Publié le 20 novembre 2018

ÉNERGIE

50% de nucléaire en 2035 ou 2040 ?

A quel horizon, la part du nucléaire va-t-elle baisser à 50% du mix électrique de la France ? Dimanche, le ministre de la Transition écologique François de Rugy, avait parlé de 2035, confirmant un horizon évoqué en septembre par le Premier ministre. Mais dans un nouveau document gouvernemental étudiant trois scénarios, 2040 est aussi sur la table. L'arbitrage est attendu à la fin du mois, lors de la publication de la programmation pluriannelle de l'énergie (PPE). 

Francois de Rugy ETIENNE LAURENT POOL AFP
François de Rugy a confirmé que l'objectif de 50 % de nucléaire est fixé à 2035.
@EtienneLaurent/AFP

Attendue pour la fin du mois, après déjà plusieurs reports, la Programmation pluriannuelle de l'Energie (PPE) qui doit définir la stratégie du pays sur les dix prochaines années, concentre toutes les attentions sur la question du nucléaire. C'est notamment l'horizon de la baisse de sa part dans le mix électrique qui cristallise les passions. Dimanche, le ministre de la Transition écologique, François de Rugy, assurait lors du Grand rendez-vous Europe1-CNEWS-Les Echos que 2035 était "l'échéance sur laquelle nous travaillons".

Trois scénarios à l'étude

La loi de transition énergétique de 2015 prévoyait que cette part du nucléaire soit ramenée à 50 % "à l'horizon 2025". Mais Nicolas Hulot, le prédécesseur de François de Rugy qui a démissionné fin août, avait abandonné cet objectif, jugé irréaliste, sans fixer de nouvelle date précise, en évoquant un horizon entre 2030 et 2035.

Si le ministre actuel a donné la date de 2035, qui avait également été mentionné par le Premier ministre début septembre, d'autres scénarios sont cependant à l'étude.

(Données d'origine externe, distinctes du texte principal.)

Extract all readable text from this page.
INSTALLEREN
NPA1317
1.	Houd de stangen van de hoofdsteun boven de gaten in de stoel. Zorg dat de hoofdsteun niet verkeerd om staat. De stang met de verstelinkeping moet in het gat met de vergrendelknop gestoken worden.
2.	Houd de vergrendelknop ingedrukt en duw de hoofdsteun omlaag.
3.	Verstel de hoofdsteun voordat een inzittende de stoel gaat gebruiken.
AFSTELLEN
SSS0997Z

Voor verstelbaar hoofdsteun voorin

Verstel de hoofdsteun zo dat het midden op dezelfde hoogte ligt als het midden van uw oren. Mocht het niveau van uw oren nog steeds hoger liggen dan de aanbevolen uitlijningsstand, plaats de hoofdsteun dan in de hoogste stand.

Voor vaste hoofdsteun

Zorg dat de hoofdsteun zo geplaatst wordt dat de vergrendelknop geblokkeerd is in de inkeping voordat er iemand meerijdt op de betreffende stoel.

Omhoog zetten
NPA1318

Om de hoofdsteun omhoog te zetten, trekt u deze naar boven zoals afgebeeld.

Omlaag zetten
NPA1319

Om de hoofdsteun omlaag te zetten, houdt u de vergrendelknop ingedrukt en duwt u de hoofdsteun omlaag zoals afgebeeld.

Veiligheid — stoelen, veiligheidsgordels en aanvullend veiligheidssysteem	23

L'un d'eux, soutenu par Bercy, prévoit un horizon plus lointain, à 2040, selon un document dévoilé par l'AFP ce mardi. Celui-ci recense en fait trois scénarios: le premier, soutenu par François de Rugy donc, prévoit six fermetures de réacteurs outre Fessenheim d'ici 2028, et six de plus d'ici 2035, sur les 58 du parc nucléaire français actuel d'EDF.

Des arbitrages imminents

Le deuxième, dit "intermédiaire", ne prévoit aucune fermeture supplémentaire d'ici la fin de la PPE en 2028, et 12 entre 2028 et 2035. Enfin le troisième, poussé par Bercy, ne prévoit aucune fermeture d'ici 2028, neuf entre 2028 et 2035, et la construction de 4 EPR d'ici 2040. Les scénarios prévoient une part de 40% d'électricité renouvelable, atteinte en 2030, 2032 ou 2034 suivant les trois cas.

Matignon n'a pas fait de commentaires "sur des scénarios préparatoires à une décision". Très attendus, les arbitrages finaux d'Edouard Philippe et d'Emmanuel Macron sont désormais imminents: "des annonces seront faites la semaine prochaine", a confirmé Matignon.

Mais l'incertitude qui entoure à ce stade le choix du gouvernement, inquiète les ONG. "Deux des scénarios sont hors la loi sur la transition énergétique en ce qui concerne l'atteinte des objectifs sur les énergies renouvelables électriques, déclare le Réseau Action Climat dans un communiqué. Plus les fermetures de réacteurs sont retardées, moins les renouvelables ont de place pour se développer, alors même que la France est déjà en retard par rapport à ses objectifs européens."

Ne pas étouffer la filière

Actuellement, le nucléaire représente plus de 70 % de la production d'électricité française, contre une part inférieure à 30 % en moyenne en Europe.

Lors de son entretien dimanche, François de Rugy, avait voulu rassurer la filière nucléaire, tout en pointant ses fragilités. "Notre stratégie n'est pas en train d'étouffer la filière nucléaire française, mais son avenir n'est pas garanti", avait-il précisé avant de mentionner la faillite d'Areva et les incertitudes qui entourent les nouveaux réacteurs EPR, en termes de "fiabilité, sécurité et compétitivité".